Lampoil, yes that does help.

I *am* trying to understand and of course all the advice here (minus any negativity) was very helpful.

Thanks a bunch to all.
posted by Grlnxtdr at 3:21 PM on January 16, 2009

Addressing the clothing swap specifically, every swap that I´ve been to involved putting all the clothes together in a big heap or putting all the boxes and bags in one spot. After this it was not obvious who had brought what, or who had not been able to bring anything. Occasionally people might have something special they would pass out one of to everyone, or set aside because it was breakable, or something.

What has appealed to me about clothing swaps is the possibility of getting fabulous free clothes, with the bonus that I get to see (secretly or not) some things I don´t care for anymore delight other people.

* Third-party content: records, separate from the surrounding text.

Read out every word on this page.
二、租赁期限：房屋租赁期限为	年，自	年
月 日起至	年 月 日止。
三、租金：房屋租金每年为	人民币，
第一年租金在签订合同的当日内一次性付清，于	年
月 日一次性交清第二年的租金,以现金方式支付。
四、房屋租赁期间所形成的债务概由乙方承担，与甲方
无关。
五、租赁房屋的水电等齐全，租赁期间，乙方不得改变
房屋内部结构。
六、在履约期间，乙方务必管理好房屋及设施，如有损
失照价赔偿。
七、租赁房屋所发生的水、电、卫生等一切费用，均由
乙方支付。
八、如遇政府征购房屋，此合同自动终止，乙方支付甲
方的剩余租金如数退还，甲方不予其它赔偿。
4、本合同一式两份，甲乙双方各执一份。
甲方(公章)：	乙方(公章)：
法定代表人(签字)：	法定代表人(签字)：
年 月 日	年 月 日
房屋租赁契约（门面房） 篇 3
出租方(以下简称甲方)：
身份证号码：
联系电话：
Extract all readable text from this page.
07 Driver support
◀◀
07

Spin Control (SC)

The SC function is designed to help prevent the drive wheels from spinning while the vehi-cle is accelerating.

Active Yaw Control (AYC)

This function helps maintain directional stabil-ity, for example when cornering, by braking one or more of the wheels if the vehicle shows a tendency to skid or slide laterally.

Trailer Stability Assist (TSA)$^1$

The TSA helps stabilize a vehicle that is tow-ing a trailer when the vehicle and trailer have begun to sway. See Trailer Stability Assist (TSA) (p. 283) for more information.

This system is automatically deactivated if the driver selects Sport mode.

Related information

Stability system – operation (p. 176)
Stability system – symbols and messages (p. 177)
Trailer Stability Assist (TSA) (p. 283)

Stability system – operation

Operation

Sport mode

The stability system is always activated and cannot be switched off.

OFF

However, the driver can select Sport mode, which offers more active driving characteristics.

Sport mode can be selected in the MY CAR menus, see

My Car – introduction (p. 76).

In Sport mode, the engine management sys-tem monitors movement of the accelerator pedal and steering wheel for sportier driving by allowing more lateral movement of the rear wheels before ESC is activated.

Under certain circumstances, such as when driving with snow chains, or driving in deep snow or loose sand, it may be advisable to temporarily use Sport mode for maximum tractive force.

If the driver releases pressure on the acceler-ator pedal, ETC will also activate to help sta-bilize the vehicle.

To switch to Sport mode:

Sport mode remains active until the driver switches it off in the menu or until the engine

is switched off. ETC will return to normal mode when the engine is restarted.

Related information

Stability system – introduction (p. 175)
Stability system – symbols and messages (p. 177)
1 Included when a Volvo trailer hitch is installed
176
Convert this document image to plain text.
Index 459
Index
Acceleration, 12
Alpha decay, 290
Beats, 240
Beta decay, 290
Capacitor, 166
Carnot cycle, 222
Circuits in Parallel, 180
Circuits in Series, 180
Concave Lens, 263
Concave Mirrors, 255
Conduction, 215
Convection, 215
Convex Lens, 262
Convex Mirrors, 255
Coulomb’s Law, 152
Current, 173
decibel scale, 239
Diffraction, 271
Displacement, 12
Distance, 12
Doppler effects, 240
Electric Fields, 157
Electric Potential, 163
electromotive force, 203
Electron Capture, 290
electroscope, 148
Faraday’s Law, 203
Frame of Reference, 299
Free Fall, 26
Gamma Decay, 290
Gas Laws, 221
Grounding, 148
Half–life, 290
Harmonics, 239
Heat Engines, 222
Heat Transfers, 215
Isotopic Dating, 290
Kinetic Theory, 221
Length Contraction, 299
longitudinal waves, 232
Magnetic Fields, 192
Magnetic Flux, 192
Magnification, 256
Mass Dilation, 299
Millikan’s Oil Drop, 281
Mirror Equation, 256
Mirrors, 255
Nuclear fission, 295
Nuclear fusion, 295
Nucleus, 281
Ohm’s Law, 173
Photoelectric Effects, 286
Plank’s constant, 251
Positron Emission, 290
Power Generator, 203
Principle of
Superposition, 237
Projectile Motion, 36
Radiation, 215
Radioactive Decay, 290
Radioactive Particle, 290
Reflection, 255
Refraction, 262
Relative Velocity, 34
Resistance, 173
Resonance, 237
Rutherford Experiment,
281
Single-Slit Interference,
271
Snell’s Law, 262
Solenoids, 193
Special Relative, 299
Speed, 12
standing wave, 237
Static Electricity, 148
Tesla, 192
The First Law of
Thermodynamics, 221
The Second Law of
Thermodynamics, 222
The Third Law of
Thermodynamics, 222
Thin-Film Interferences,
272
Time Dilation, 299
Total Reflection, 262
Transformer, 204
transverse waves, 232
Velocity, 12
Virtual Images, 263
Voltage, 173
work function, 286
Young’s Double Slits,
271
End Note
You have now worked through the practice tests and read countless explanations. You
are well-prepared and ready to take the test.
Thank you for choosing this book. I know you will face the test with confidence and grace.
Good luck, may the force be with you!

You want people to have a good time, but you want them to have a clothing swap too. Sell them on the clothing swap, not on the ´OMG we are going to have so much fun at the clothing swap.´ I always feel a little bit obligated to ´have a good time´ at events where the host has pushed things as being fun.

Hearing that it´s ¨pretty much guaranteed you'll like everyone¨ would give me the impression that I´ll need to tell you how much I liked everyone later, which sounds really tiresome. Maybe I´ll have a great conversation with K and fail to even meet your friends L, M, N, O, and P, and I don´t want to hear about how disappointed you were that I didn´t.